Note that an invalid TLB entry may be encountered where the real address of yet another portion of the memory map is expected. It is not to be imagined that such a page will be swapped in. Such a page will be created on demand as the kernel determines the meaning of virtual addresses defined by this previously invalid entry.

This plan is just a bit oversimplified. The memory map must be inaccessible to user mode programs. My favorite solution is for the hardware to support a “context number” which resides in a privileged control register and extends the virtual address to the left by several more bits, providing a super virtual address to serve in lieu of the “virtual address” above. Different context numbers are for different user address spaces. The super virtual space now comprises the various user address spaces. Address space 0 belongs to the kernel. The super virtual address is the concatenation of the context number from the control register and normal virtual address computed conventionally.

The allusion to “Tiny Alice” is from a play by Edward Albee by that name. The play is set in a vast mansion. A conspicuous element of the main set is a scale model of the mansion. References are made to the model seemingly confusing the map and the mapped.

Intel’s IA-64 architecture (Itanium) suggests such a map mechanism but implemented in software. They call it the virtual linear page table.

There is a problem in the above design, or perhaps an opportunity. Good classic memory maps (in my opinion) provide RO bits in table entries prior to the page table entry. In the TA scheme (above) entries at the beginning of the map play a curious double role. They at once define the real addresses of virtual memory, and they define where to find other such maps. How might we describe the meaning of a bit in a page table entry so that it restricts writes even to those addresses found indirectly thru the entry?

I think that the solution is to provide a bit in each of the PTE and TLB that marks them sensory and provides “sensory access”. This idea comes from viewing the PTE page, as analogous to the Keykos node or EROS capage. The sensory PTE provides access to its page as the Keykos sense key provides access to its node. While Keykos data pages hold no capabilities, pages holding PTEs hold something very much like capabilities. These capabilities indeed do not reside in an address space out side the kernel. They are written (and read) by the kernel and read by the hardware. The TLB entry must have a “sense bit” marking that entry as sensory. TLB entries formed consulting sensory TLB entries must be sensory.
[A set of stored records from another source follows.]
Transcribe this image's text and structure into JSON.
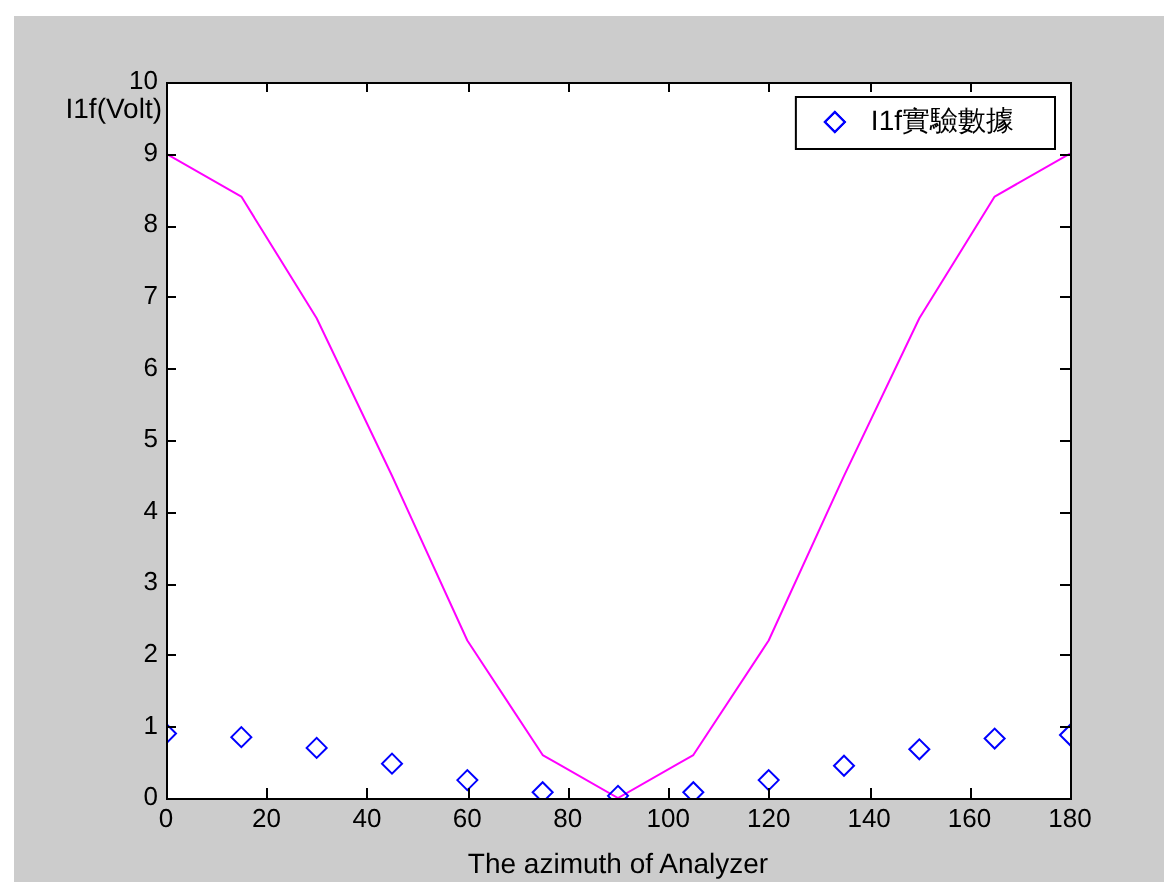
{
  "chart_data": {
    "type": "scatter",
    "xlabel": "The azimuth of Analyzer",
    "ylabel": "I1f(Volt)",
    "xlim": [
      0,
      180
    ],
    "xticks": [
      0,
      20,
      40,
      60,
      80,
      100,
      120,
      140,
      160,
      180
    ],
    "ylim": [
      0,
      10
    ],
    "yticks": [
      0,
      1,
      2,
      3,
      4,
      5,
      6,
      7,
      8,
      9,
      10
    ],
    "grid": false,
    "legend": "top right",
    "series": [
      {
        "type": "line",
        "color": "#ff00ff",
        "marker": "none",
        "x": [
          0,
          15,
          30,
          45,
          60,
          75,
          90,
          105,
          120,
          135,
          150,
          165,
          180
        ],
        "values": [
          9,
          8.4,
          6.7,
          4.5,
          2.2,
          0.6,
          0,
          0.6,
          2.2,
          4.5,
          6.7,
          8.4,
          9
        ]
      },
      {
        "type": "scatter",
        "name": "I1f實驗數據",
        "color": "#0000ff",
        "marker": "diamond",
        "x": [
          0,
          15,
          30,
          45,
          60,
          75,
          90,
          105,
          120,
          135,
          150,
          165,
          180
        ],
        "values": [
          0.9,
          0.85,
          0.7,
          0.48,
          0.25,
          0.08,
          0.03,
          0.08,
          0.25,
          0.45,
          0.68,
          0.83,
          0.88
        ]
      }
    ]
  }
}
Stores enabled by sensory entries must not be allowed.

I would design the hardware to switch context values upon interrupts to the kernel’s context and dispense with any mechanism such as the IA-64 Protection Key Registers.

The IA64’s 8 regions per space and the PowerPC’s 16 segments are each determined by bits at the left end of the effective address. These are translated into global ids by a small table and become part of the virtual address that is matched against entries in the TLB. This allows sharing of TLB entries that locate page frames of shared data. While the scheme that I describe here shares page tables and the work to build them, it does not provide TLB sharing unless combined with hardware such as the IA64 regions or PowerPC segments.

If locating the page table at virtual address 0 is awkward then the formula “k2 = (k1>>12)<<3” can be relaxed by “k2 = (k1>>12)<<3 + C” for some constant C. There will be an X such that X = (X>>12)<<3 and the hardware must be able to translate X without reference to the formula. X will be an address within the table.
This scheme does not obviously support different size pages such as provided by SPARC maps. In the 32 bit SPARC maps each entry in a mapping table may declare that it represents a page and not yet another level of mapping table.